Canada has no First Amendment, and “hate speech” is a legal offense there. But what is hate speech? For the law, it is like defining obscenity: it is speech that gives people a certain feeling. Or, as Canada’s law says, provokes “unusually strong and deep-felt emotions of detestation, calumny and vilification.”
A feeling in one person? A hundred persons? A million persons? And how do you measure the feelings?
The case at hand is about William Whatcott, an anti-gay pamphleteer from Saskatchewan. He was arrested for passing out pamphlets in 2000 and 2001 that referred to gays as sodomites and child molesters. The Saskatchewan Human Rights Tribunal found him guilty in 2005 and ordered him to pay $17,500 to the people who complained.

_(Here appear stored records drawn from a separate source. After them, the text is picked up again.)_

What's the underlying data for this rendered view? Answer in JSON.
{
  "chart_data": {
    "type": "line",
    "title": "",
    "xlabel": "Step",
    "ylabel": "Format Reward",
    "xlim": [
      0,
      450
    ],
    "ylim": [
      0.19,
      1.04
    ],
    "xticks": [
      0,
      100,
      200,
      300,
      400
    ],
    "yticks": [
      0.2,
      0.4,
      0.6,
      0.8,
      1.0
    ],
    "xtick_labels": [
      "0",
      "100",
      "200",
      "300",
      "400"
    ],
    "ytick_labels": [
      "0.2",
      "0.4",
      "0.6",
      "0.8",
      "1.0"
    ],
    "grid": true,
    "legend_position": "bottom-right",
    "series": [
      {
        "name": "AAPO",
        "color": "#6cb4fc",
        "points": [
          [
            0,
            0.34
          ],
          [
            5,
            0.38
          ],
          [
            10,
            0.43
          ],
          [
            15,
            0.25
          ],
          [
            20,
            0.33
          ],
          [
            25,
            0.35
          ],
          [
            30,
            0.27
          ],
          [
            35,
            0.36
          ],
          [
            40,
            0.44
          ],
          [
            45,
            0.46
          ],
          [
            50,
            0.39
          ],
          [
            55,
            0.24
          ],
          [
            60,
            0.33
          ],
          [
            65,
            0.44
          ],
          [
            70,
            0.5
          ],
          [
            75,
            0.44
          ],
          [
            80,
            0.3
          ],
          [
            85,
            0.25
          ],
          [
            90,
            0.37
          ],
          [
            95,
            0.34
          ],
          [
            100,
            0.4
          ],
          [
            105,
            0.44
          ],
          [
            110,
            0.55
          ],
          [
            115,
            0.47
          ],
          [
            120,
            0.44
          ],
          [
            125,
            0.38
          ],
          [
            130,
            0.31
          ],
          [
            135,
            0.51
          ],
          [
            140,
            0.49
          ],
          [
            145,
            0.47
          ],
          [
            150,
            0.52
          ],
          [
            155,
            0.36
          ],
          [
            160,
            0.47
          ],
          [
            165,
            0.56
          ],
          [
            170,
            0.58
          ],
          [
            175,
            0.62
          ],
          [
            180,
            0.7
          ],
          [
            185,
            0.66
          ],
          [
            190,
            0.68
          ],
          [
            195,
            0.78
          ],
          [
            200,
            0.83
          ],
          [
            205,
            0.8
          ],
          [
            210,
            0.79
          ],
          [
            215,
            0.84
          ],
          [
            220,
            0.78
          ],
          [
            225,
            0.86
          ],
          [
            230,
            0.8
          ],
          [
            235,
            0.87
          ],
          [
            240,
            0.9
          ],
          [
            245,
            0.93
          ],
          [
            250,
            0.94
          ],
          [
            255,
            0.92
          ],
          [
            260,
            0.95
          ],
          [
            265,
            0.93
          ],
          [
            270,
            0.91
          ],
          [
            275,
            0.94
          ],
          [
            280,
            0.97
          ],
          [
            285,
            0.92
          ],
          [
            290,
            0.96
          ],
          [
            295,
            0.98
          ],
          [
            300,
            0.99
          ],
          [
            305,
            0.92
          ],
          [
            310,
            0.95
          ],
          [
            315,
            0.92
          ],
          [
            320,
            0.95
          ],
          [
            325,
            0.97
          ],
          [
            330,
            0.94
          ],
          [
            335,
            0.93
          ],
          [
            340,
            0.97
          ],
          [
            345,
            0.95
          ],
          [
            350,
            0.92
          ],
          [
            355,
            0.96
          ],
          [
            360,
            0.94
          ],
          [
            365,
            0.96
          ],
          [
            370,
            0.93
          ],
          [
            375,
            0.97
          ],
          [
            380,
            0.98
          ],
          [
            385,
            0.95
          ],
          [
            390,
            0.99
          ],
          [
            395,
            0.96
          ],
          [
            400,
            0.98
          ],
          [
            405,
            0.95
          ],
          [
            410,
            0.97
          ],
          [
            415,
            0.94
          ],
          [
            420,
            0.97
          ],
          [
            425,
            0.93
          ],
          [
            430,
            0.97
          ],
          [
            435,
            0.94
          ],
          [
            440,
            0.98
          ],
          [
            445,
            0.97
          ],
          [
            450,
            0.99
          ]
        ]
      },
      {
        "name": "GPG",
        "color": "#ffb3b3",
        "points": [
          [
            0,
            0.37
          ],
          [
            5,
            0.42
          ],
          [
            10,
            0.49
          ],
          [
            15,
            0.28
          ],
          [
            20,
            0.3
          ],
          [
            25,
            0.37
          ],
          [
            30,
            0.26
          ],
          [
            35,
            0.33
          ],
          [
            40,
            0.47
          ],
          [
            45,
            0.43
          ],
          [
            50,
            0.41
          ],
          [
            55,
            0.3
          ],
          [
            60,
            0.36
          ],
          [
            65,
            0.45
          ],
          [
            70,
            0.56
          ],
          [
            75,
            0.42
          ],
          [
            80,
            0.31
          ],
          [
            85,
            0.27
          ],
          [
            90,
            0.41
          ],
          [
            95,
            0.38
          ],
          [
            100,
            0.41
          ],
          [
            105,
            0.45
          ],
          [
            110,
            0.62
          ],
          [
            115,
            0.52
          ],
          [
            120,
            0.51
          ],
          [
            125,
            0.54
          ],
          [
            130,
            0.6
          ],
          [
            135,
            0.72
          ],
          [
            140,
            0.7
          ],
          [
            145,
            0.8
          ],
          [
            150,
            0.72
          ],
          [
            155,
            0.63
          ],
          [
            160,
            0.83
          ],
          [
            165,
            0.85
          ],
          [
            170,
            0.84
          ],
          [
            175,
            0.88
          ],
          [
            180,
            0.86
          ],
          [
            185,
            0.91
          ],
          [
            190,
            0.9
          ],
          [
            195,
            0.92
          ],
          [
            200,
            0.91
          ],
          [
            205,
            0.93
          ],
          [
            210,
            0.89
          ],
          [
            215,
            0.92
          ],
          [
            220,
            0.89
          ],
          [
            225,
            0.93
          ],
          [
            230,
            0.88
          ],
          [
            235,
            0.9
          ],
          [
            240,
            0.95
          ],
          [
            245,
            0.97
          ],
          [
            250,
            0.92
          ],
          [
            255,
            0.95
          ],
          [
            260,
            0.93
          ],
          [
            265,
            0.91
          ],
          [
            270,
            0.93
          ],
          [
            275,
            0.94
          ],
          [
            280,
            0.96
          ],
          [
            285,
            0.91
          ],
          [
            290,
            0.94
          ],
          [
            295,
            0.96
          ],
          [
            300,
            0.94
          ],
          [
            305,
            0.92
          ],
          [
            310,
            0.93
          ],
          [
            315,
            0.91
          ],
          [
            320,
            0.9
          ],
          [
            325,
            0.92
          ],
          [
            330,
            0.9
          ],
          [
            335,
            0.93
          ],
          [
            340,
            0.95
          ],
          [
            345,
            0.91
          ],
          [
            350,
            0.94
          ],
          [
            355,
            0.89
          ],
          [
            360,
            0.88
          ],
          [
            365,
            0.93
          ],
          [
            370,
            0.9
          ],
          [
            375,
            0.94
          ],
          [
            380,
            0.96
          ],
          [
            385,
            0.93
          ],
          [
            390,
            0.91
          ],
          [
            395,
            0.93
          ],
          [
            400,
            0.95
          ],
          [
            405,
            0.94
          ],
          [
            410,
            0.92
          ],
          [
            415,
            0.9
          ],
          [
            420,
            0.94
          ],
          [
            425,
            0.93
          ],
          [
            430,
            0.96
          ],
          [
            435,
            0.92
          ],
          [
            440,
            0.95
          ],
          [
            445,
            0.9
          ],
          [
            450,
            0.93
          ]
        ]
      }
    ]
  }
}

He appealed and made it all the way to Canada’s supreme court.
What do you do with a sleazeball like that? My answer is: let him pass out his pamphlets. Take his pamphlet and toss it. Don’t make a federal case out of him; you only make him famous. Ignore him.
Instead the Canadian state has made Whatcott a national figure: a bad idea.
A man like that should be denounced. Shunned. But dragging him into court goes against the tradition of English law that is the ancestor of both the U.S. and Canadian systems...
Tradition? We here in Canada spit on your tradition, for, tender-hearted souls that we are, we cannot bear the idea of anyone having to suffer the indignity, the enormity, of hurt feelings. To quote my 14-year-old son's teacher once again: "We have free speech in Canada--unless it impinges on the rights of others." And, typical "progressive" that he is, that's fine with him.